Coronel admite ter participado de sessões de tortura no DOI-Codi

Oficial da reserva Walter Jacarandá prestou depoimento à Comissão da Verdade do Rio e negou ter participado de morte de dirigente comunista

Atualizado em 15.08 às 10h45, Wilson Tosta - O Estado de S. Paulo

14 de agosto de 2013 | 14h36

Pela primeira vez desde o início das investigações da Comissão Nacional da Verdade, um ex-integrante de órgãos de repressão durante o regime militar (1964-85), o coronel bombeiro da reserva Valter da Costa Jacarandá, admitiu ontem publicamente ter participado de sessões de tortura de presos políticos.

Em sessão conjunta da CNV com a Comissão Estadual da Verdade na Assembleia Legislativa do Rio, o coronel Jacarandá reconheceu que, nos interrogatórios no DOI-Codi no 1º Batalhão de Polícia do Exército, na Tijuca, no início dos anos 70, não aconteceram só "excessos" - palavra que usava inicialmente. Também confirmou que militares e policiais citados na reunião como torturadores conduziram interrogatórios com espancamentos, choques elétricos, afogamentos e outros abusos.

No início da sessão houve tumulto quando um grupo de jovens iniciou uma manifestação em plenário. Houve empurra-empurra com seguranças - mas logo a situação se acalmou.

"O excesso é a tortura, e a tortura é o excesso", esclareceu Jacarandá, depois de instado pelo presidente da Comissão Estadual da Verdade, o advogado Wadih Damous, a explicar o que queria dizer com "excesso". O depoimento de Jacarandá foi marcado por evasivas, idas e vindas em que às vezes dava informações aparentemente contraditórias. Usou expressões como "não lembro" (quando Damous lhe perguntou quem ele havia interrogado), "como foi descrito" (ao responder sobre como eram os interrogatórios, que ex-presos políticos definiam como violentas sessões de tortura), "tudo o que foi nomeado aqui" (confirmando as descrições das sevícias).

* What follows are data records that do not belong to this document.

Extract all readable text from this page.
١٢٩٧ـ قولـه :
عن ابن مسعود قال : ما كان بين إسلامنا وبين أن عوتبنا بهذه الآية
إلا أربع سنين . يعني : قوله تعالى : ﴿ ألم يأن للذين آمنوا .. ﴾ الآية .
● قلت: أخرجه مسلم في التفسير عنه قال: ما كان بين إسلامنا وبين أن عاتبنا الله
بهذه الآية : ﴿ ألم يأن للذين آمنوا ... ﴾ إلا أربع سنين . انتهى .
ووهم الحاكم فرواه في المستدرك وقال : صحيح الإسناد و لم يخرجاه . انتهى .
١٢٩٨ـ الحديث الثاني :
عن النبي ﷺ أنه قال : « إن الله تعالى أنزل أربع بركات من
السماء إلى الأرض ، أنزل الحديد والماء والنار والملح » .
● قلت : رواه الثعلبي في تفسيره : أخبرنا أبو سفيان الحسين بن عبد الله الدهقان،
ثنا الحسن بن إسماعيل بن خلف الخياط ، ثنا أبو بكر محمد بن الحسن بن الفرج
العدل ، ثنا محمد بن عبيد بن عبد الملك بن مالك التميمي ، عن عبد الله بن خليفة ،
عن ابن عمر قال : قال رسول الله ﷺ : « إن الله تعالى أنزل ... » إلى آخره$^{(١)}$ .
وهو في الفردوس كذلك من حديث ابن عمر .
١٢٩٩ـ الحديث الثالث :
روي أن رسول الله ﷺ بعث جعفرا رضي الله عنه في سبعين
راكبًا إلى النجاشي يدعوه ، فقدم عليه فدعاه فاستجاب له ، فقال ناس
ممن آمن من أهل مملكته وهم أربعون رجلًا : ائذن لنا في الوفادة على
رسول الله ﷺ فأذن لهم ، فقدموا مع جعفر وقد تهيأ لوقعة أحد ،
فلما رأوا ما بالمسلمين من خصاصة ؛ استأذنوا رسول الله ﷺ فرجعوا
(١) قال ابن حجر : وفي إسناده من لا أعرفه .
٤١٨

O depoente, no entanto, disse não ter informações sobre o principal objeto da sessão: a morte, sob tortura, e o desaparecimento de Mário Alves, do PCBR, em janeiro de 1970, episódio de que diz não ter participado.

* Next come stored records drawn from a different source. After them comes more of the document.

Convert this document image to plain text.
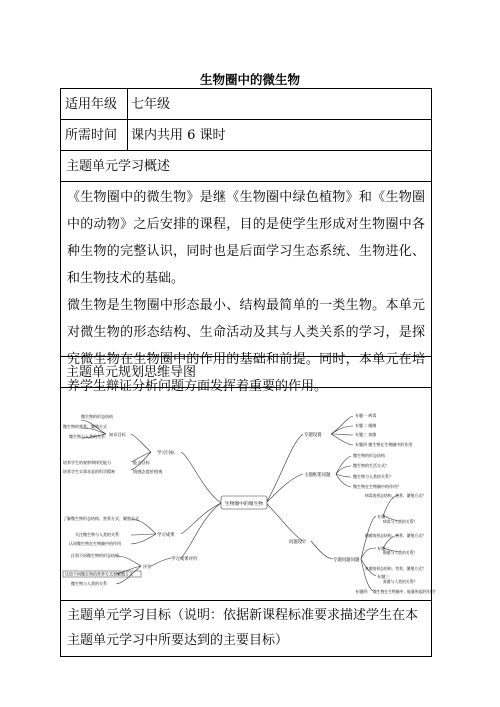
生物圈中的微生物
适用年级	七年级
所需时间	课内共用 6 课时
主题单元学习概述

《生物圈中的微生物》是继《生物圈中绿色植物》和《生物圈中的动物》之后安排的课程，目的是使学生形成对生物圈中各种生物的完整认识，同时也是后面学习生态系统、生物进化、和生物技术的基础。

微生物是生物圈中形态最小、结构最简单的一类生物。本单元对微生物的形态结构、生命活动及其与人类关系的学习，是探究微生物在生物圈中的作用的基础和前提。同时，本单元在培养学生辩证分析问题方面发挥着重要的作用。

主题单元规划思维导图
生物圈中的微生物
学习目标
知识目标
能力目标
情感态度价值观
微生物的形态结构
微生物的营养、繁殖方式
微生物与人类的关系
培养学生的观察和探究能力
培养学生实事求是的科学精神
学习成果
了解微生物形态结构、营养方式、繁殖方式
关注微生物与人类的关系
认同微生物在生物圈中的作用
学习成果评价
评价
区别不同微生物的形态结构
比较不同微生物的营养方式和繁殖方式
微生物与人类的关系
专题设置
专题一 病毒
专题二 细菌
专题三 真菌
专题四 微生物在生物圈中的作用
主题框架问题
微生物的形态结构
微生物的生活方式？
微生物与人类的关系？
微生物在生物圈中的作用？
问题设计
专题问题问题
专题一
专题二
专题三
专题四
病毒的形态结构、营养、繁殖方式？
病毒与人类的关系？
细菌的形态结构、营养、繁殖方式？
细菌与人类的关系？
真菌的形态结构、营养、繁殖方式？
真菌与人类的关系？
微生物在生物圈中、能量所起的作用？
主题单元学习目标（说明：依据新课程标准要求描述学生在本主题单元学习中所要达到的主要目标）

"Quem o senhor torturou?", perguntou Damous. "Não lembro", respondeu Jacarandá. Diante da insistência de Damous para que detalhasse os interrogatórios, Jacarandá disse que neles ocorria "tudo o que o Álvaro Caldas acabara de descrever". Jornalista e professor, o ex-preso político contara minutos antes que, entre outras torturas, levou choques elétricos de uma maquininha cuja manivela era girada pelo então major e hoje coronel da reserva dos bombeiros.

‘É fato’. Damous insistiu em detalhes: "Por exemplo, choque elétrico é fato?", perguntou. "É fato", disse Jacarandá. "Pau de arara é fato?", prosseguiu Damous. "É fato", confirmou o coronel. "Empalamento é fato?", voltou o advogado. "Nunca, estou sabendo disso agora", afirmou o depoente.

A ameaça de repetição do suplício (empalamento), que matou o dirigente do PCBR, prém, era uma ameaça recorrente aos presos políticos da Barão de Mesquita, segundo alguns depoentes. A professora Maria Dalva Leite de Bonet contou que, depois de pendurada de cabeça para baixo, com fios elétricos presos ao corpo, ouviu uma voz "cavernosa", talvez via alto-falante, dizendo-lhe que era impossível tentar resistir, já que Alves tentara e "não dera".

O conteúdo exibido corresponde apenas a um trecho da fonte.